乱華Ⅱ




次に目が覚めた時にはまだ日は登っていない時間だった。

壁にある時計は5時を指してる。



「……」



そしてお腹に違和感を感じた。
…というか全身違和感だらけだ。




お腹に回された腕。

背中に感じる温もり。

頭にあるもう一つの腕。





「…颯人」


「あ?」



振り返って彼を呼べば意外にも合う視線。
なんで起きてんの!?
びっくりした私を他所に清々しいほどの普通な態度。





てか寝ぼけてるならまだしも、これ確信犯ってやつですか?



何もしないって言った昨日のセリフは何だったんだよ!!

心の中で悪態つく私なんておかまいなしな颯人は




「お前、抱き心地いーな」


なんて耳元で低音で囁くから思わず仰け反った。




え、何これ。

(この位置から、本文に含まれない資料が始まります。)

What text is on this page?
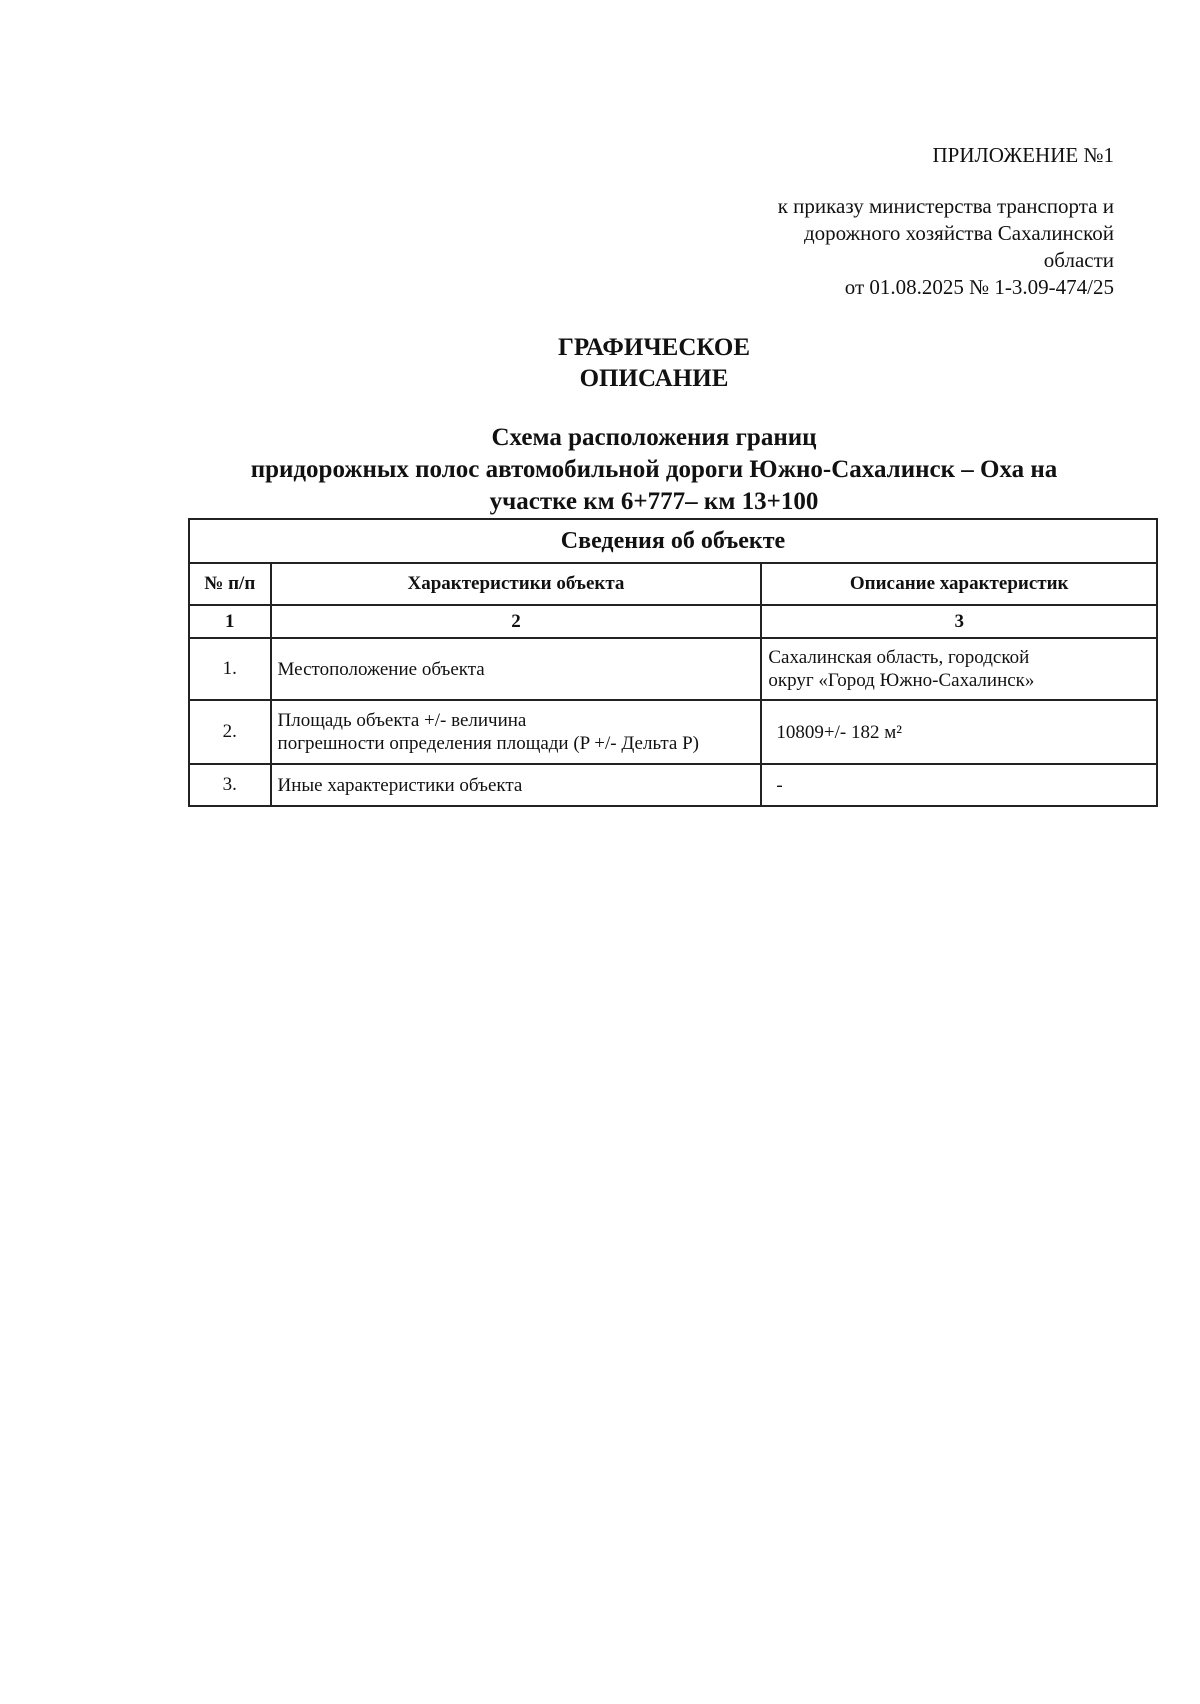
ПРИЛОЖЕНИЕ №1
к приказу министерства транспорта и
дорожного хозяйства Сахалинской
области
от 01.08.2025 № 1-3.09-474/25
ГРАФИЧЕСКОЕ
ОПИСАНИЕ
Схема расположения границ
придорожных полос автомобильной дороги Южно-Сахалинск – Оха на
участке км 6+777– км 13+100
Сведения об объекте		
№ п/п	Характеристики объекта	Описание характеристик
1	2	3
1.	Местоположение объекта	Сахалинская область, городской
округ «Город Южно-Сахалинск»

2.	Площадь объекта +/- величина
погрешности определения площади (P +/- Дельта P)	10809+/- 182 м²

3.	Иные характеристики объекта	-
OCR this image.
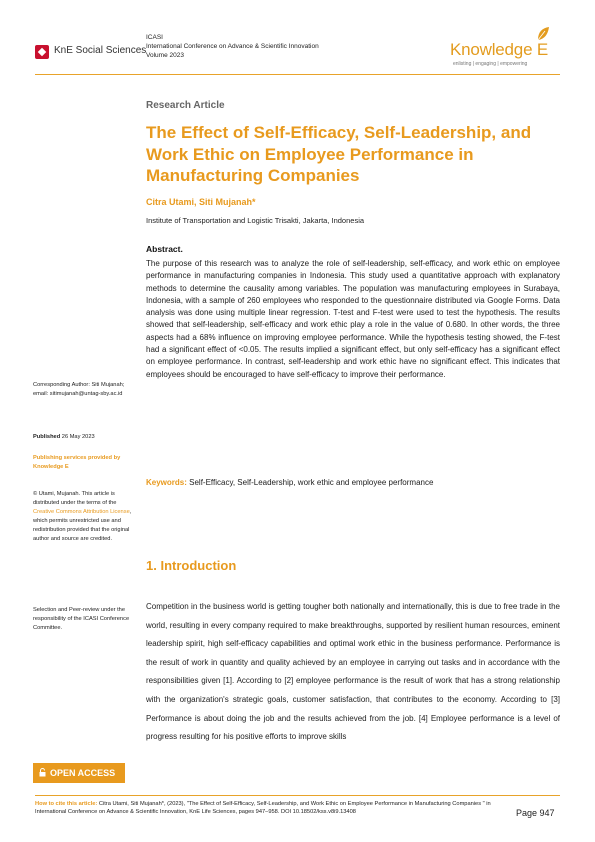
KnE Social Sciences
ICASI
International Conference on Advance & Scientific Innovation
Volume 2023	Knowledge E
enlisting | engaging | empowering
Research Article
The Effect of Self-Efficacy, Self-Leadership, and Work Ethic on Employee Performance in Manufacturing Companies
Citra Utami, Siti Mujanah*
Institute of Transportation and Logistic Trisakti, Jakarta, Indonesia
Abstract.

The purpose of this research was to analyze the role of self-leadership, self-efficacy, and work ethic on employee performance in manufacturing companies in Indonesia. This study used a quantitative approach with explanatory methods to determine the causality among variables. The population was manufacturing employees in Surabaya, Indonesia, with a sample of 260 employees who responded to the questionnaire distributed via Google Forms. Data analysis was done using multiple linear regression. T-test and F-test were used to test the hypothesis. The results showed that self-leadership, self-efficacy and work ethic play a role in the value of 0.680. In other words, the three aspects had a 68% influence on improving employee performance. While the hypothesis testing showed, the F-test had a significant effect of <0.05. The results implied a significant effect, but only self-efficacy has a significant effect on employee performance. In contrast, self-leadership and work ethic have no significant effect. This indicates that employees should be encouraged to have self-efficacy to improve their performance.

Keywords: Self-Efficacy, Self-Leadership, work ethic and employee performance
1. Introduction

Competition in the business world is getting tougher both nationally and internationally, this is due to free trade in the world, resulting in every company required to make breakthroughs, supported by resilient human resources, eminent leadership spirit, high self-efficacy capabilities and optimal work ethic in the business performance. Performance is the result of work in quantity and quality achieved by an employee in carrying out tasks and in accordance with the responsibilities given [1]. According to [2] employee performance is the result of work that has a strong relationship with the organization's strategic goals, customer satisfaction, that contributes to the economy. According to [3] Performance is about doing the job and the results achieved from the job. [4] Employee performance is a level of progress resulting for his positive efforts to improve skills

Corresponding Author: Siti Mujanah; email: sitimujanah@untag-sby.ac.id
Published 26 May 2023
Publishing services provided by Knowledge E
© Utami, Mujanah. This article is distributed under the terms of the Creative Commons Attribution License, which permits unrestricted use and redistribution provided that the original author and source are credited.
Selection and Peer-review under the responsibility of the ICASI Conference Committee.
OPEN ACCESS
How to cite this article: Citra Utami, Siti Mujanah*, (2023), "The Effect of Self-Efficacy, Self-Leadership, and Work Ethic on Employee Performance in Manufacturing Companies " in International Conference on Advance & Scientific Innovation, KnE Life Sciences, pages 947–958. DOI 10.18502/kss.v8i9.13408	Page 947
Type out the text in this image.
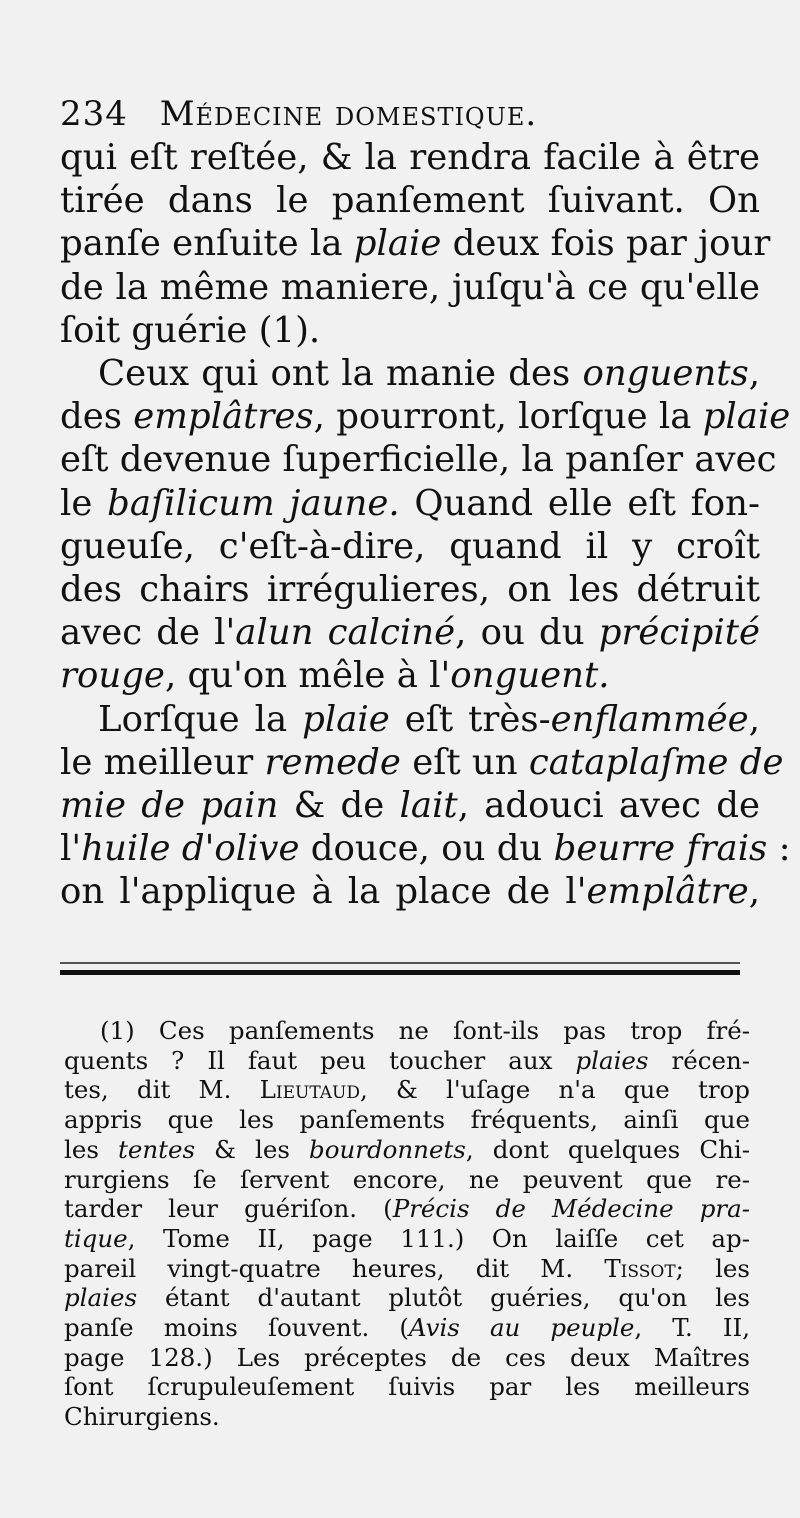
234 Médecine domestique.
qui eſt reſtée, & la rendra facile à être
tirée dans le panſement ſuivant. On
panſe enſuite la plaie deux fois par jour
de la même maniere, juſqu'à ce qu'elle
ſoit guérie (1).
Ceux qui ont la manie des onguents,
des emplâtres, pourront, lorſque la plaie
eſt devenue ſuperficielle, la panſer avec
le baſilicum jaune. Quand elle eſt fon-
gueuſe, c'eſt-à-dire, quand il y croît
des chairs irrégulieres, on les détruit
avec de l'alun calciné, ou du précipité
rouge, qu'on mêle à l'onguent.
Lorſque la plaie eſt très-enflammée,
le meilleur remede eſt un cataplaſme de
mie de pain & de lait, adouci avec de
l'huile d'olive douce, ou du beurre frais :
on l'applique à la place de l'emplâtre,
(1) Ces panſements ne ſont-ils pas trop fré-
quents ? Il faut peu toucher aux plaies récen-
tes, dit M. Lieutaud, & l'uſage n'a que trop
appris que les panſements fréquents, ainſi que
les tentes & les bourdonnets, dont quelques Chi-
rurgiens ſe ſervent encore, ne peuvent que re-
tarder leur guériſon. (Précis de Médecine pra-
tique, Tome II, page 111.) On laiſſe cet ap-
pareil vingt-quatre heures, dit M. Tissot; les
plaies étant d'autant plutôt guéries, qu'on les
panſe moins ſouvent. (Avis au peuple, T. II,
page 128.) Les préceptes de ces deux Maîtres
ſont ſcrupuleuſement ſuivis par les meilleurs
Chirurgiens.
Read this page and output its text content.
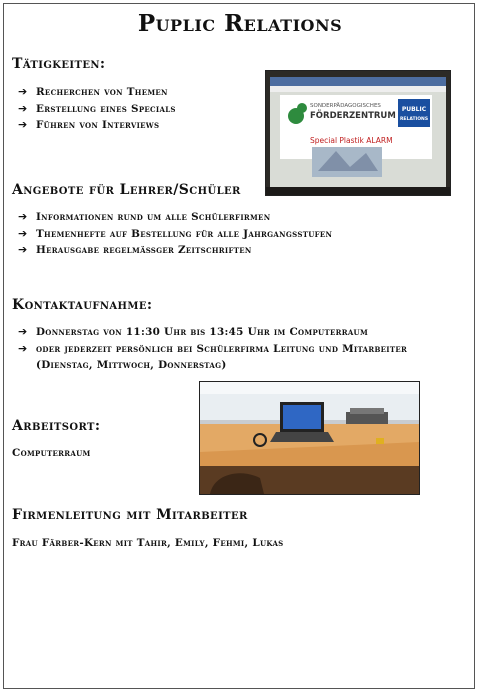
Puplic Relations
Tätigkeiten:
➔ Recherchen von Themen
➔ Erstellung eines Specials
➔ Führen von Interviews
SONDERPÄDAGOGISCHES
FÖRDERZENTRUM
PUBLIC
RELATIONS
Special Plastik ALARM
Angebote für Lehrer/Schüler
➔ Informationen rund um alle Schülerfirmen
➔ Themenhefte auf Bestellung für alle Jahrgangsstufen
➔ Herausgabe regelmäßger Zeitschriften
Kontaktaufnahme:
➔ Donnerstag von 11:30 Uhr bis 13:45 Uhr im Computerraum
➔ oder jederzeit persönlich bei Schülerfirma Leitung und Mitarbeiter (Dienstag, Mittwoch, Donnerstag)
Arbeitsort:
Computerraum
Firmenleitung mit Mitarbeiter
Frau Färber-Kern mit Tahir, Emily, Fehmi, Lukas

何これ!!

颯人に悪びれた様子が全く感じられないんですけども!!




「…颯人」


「…ん?」


「……」



こんな時にだけあ?じゃなくてん?って言うの反則じゃないでしょーか!!


何も言えなくなった私に颯人は「まだ早いから寝ろ」って言われて再び眠りに落ちた。






次に起きた時に何やってんの私!!
と悶絶したのは言うまでもない。